For these qualifiers, I extracted the number of triples and the most frequent properties they are used with, and values they take, using query (replace three occurrences of P1107 with each one of the properties above):

select ?triples ?properties ?values {
  { select (count(*) as ?triples) { ?s pq:P1107 ?o } }
  { select (group_concat(?v; separator="; ") as ?properties) {
      {
        select ?p ?l (count(*) as ?n) {
          ?e ?p ?s . ?s pq:P4271 ?o .
          optional { ?pe wikibase:claim ?p ; rdfs:label ?l filter(lang(?l) = "en") }
        }
        group by ?p ?l order by desc(?n) limit 10
      }
      bind (concat(strafter(str(?p), "http://www.wikidata.org/prop/"),
            " (", ?l, " - ", str(?n), ")") as ?v)
    }
  }
  { select (group_concat(?v; separator="; ") as ?values) {
      {
        select ?o ?l (count(*) as ?n) {
          ?s pq:P1107 ?o .
          optional { ?o rdfs:label ?l filter(lang(?l) = "en") }
        }
        group by ?o ?l order by desc(?n) limit 10
      }
      bind (concat(coalesce(?l, str(?o)), " (", str(?n), ")") as ?v)
    }
  }
}
qualifier triples properties values
pq:P1107 9448 P1344 (participant of - 1); P444 (review score - 3); P3357 (negative diagnostic predictor - 6); P3358 (positive prognostic predictor - 76); P3356 (positive diagnostic predictor - 95); P3359 (negative prognostic predictor - 244); P3355 (negative therapeutic predictor - 619); P3354 (positive therapeutic predictor - 1016) 0.8 (56); 0.3 (57); 0.9 (65); 0.4 (67); 100 (68); 0.2 (83); 0.25 (88); 0.1 (97); 0.5 (253); 1 (3916)
pq:P4271 2060 P1344 (participant of - 1); P444 (review score - 3); P3357 (negative diagnostic predictor - 6); P3358 (positive prognostic predictor - 76); P3356 (positive diagnostic predictor - 95); P3359 (negative prognostic predictor - 244); P3355 (negative therapeutic predictor - 619); P3354 (positive therapeutic predictor - 1016) UEFA stadium categories (1); D (1); Charity Navigator four-star rating (2); CIViC 1-star trust rating (96); CIViC 5-star trust rating (104); CIViC 4-star trust rating (469); CIViC 2-star trust rating (497); CIViC 3-star trust rating (890)
pq:P1480 63354 P19 (place of birth - 329); P1014 (AAT ID - 343); P2044 (elevation above sea level - 486); P170 (creator - 585); P276 (location - 662); P2031 (work period (start) - 705); P31 (instance of - 837); P570 (date of death - 4762); P569 (date of birth - 11954); P571 (inception - 37547) attribution (62); unspecified calendar (186); fiscal year (259); possibly (452); possibly approximate value (503); hierarchical link is not direct (550); disputed (758); near (820); presumably (3124); circa (55854)
pq:P2571 11233 P2374 (natural abundance - 1); P2201 (electric dipole moment - 1); P1855 (Wikidata property example - 1); P577 (publication date - 2); P2102 (boiling point - 8); P2101 (melting point - 9); P2114 (half-life - 905); P2160 (mass excess - 3435); P2067 (mass - 3435); P2154 (binding energy - 3436) Long Term Evolution (1); 2 sigma (1); 8 (1); 1 (1); 5 (2); expanded uncertainty (15); standard deviation (11212)

Based on the tables above, it seems that:

Summing up, none of the properties above seems reusable as it is. We can probably propose a variation of one of them, and especially wd:P4271 or wd:P1480.
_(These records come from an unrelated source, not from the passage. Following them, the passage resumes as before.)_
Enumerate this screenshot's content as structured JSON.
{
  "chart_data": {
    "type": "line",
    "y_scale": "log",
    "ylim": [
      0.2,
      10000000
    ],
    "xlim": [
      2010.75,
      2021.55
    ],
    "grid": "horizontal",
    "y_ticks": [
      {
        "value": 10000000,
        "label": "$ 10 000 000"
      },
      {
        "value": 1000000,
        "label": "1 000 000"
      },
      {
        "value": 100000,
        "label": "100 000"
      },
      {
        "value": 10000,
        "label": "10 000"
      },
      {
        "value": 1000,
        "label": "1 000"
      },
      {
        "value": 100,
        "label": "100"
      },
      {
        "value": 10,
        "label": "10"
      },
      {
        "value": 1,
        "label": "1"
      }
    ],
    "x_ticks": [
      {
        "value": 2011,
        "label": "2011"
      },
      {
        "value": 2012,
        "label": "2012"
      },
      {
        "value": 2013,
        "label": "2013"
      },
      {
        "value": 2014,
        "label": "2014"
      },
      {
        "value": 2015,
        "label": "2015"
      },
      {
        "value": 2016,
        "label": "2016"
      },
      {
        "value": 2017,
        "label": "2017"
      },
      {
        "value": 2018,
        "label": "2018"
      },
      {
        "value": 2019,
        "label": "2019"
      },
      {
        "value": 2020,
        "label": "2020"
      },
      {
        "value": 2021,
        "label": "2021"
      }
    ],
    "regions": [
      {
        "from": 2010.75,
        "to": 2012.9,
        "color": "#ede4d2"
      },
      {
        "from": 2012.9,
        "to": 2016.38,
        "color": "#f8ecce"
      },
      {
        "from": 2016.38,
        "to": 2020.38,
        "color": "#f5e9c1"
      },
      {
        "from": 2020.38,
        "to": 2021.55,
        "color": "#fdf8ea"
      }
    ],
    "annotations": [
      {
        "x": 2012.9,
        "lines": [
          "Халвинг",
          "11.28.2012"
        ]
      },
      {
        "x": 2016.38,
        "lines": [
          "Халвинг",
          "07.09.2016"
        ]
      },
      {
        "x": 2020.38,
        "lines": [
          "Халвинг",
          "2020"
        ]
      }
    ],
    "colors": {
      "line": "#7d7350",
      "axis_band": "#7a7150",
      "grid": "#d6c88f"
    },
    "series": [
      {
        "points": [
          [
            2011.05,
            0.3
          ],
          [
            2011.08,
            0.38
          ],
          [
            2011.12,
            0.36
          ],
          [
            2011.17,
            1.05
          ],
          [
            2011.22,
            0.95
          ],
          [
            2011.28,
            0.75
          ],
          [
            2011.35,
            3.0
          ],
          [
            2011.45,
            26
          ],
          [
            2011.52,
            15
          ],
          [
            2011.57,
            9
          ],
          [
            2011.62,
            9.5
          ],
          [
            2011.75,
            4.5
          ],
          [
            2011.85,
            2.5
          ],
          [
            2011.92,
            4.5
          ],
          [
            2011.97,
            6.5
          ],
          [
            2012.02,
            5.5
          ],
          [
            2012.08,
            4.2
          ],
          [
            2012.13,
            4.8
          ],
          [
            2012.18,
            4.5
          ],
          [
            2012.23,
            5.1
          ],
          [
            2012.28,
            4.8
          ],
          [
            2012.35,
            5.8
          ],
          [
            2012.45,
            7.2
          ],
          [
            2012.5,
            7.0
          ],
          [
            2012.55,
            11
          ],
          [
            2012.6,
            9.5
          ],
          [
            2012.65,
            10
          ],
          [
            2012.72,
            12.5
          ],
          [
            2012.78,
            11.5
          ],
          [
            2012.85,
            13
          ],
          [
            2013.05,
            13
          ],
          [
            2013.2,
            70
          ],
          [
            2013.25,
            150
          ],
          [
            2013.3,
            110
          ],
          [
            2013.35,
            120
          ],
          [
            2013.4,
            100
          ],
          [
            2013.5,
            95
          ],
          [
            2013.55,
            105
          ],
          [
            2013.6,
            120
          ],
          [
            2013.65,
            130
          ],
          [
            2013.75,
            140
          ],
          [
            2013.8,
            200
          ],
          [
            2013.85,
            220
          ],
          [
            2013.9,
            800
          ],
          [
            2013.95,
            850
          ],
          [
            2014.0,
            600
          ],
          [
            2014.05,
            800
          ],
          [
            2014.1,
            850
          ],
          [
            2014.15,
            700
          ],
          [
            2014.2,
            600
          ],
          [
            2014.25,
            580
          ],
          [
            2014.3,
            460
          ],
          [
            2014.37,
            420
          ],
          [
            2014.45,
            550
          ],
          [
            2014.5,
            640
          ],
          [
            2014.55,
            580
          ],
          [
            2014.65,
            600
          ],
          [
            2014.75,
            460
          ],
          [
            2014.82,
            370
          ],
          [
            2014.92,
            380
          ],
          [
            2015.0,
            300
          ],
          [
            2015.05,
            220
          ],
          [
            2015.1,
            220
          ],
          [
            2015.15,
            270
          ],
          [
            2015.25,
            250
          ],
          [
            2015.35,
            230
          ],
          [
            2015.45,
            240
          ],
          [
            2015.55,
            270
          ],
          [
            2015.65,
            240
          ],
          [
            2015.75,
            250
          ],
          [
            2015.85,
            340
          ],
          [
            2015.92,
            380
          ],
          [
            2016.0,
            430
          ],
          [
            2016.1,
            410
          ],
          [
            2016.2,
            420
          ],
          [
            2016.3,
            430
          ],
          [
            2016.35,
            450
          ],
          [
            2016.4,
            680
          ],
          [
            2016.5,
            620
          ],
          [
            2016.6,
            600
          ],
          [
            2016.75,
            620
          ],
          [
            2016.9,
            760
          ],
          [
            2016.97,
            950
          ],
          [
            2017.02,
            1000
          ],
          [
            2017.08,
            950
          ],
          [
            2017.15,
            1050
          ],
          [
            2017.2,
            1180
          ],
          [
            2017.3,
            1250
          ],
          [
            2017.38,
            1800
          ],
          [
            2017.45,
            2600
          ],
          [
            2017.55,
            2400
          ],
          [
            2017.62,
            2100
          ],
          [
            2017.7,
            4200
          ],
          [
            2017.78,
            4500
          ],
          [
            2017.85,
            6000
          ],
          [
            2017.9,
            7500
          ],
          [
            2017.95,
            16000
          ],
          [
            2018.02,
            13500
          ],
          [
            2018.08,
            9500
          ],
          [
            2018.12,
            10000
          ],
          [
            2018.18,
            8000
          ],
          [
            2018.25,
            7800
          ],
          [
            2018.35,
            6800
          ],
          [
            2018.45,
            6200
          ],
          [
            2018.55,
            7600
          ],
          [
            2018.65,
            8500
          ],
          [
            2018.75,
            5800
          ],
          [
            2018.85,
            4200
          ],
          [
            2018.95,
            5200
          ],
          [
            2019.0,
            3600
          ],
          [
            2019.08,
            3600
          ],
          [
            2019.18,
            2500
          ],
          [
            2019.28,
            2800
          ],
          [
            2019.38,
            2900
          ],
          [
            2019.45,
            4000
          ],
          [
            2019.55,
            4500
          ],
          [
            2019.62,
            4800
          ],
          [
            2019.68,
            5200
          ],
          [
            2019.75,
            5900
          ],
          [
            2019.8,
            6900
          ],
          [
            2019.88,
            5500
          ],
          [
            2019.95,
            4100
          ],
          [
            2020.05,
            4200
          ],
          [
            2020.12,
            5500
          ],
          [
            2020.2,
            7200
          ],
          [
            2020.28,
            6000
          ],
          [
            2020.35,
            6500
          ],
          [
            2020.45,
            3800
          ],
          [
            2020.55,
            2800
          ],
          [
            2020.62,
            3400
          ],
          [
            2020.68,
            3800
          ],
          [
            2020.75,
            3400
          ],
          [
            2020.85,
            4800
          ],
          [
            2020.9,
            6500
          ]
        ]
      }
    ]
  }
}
marfox commented 5 years ago

Thanks a lot @fracor for the thorough analysis, much appreciated. My understanding is that none of the existing properties you listed fit our use case.

I suggest to go for a property proposal. Any suggestions for the label of the new property are welcome.

Remper commented 5 years ago

label: confidence score description: a score interpretable as a probability estimate (from 0 to 1) given by the referenced source indicating the quality of the statement.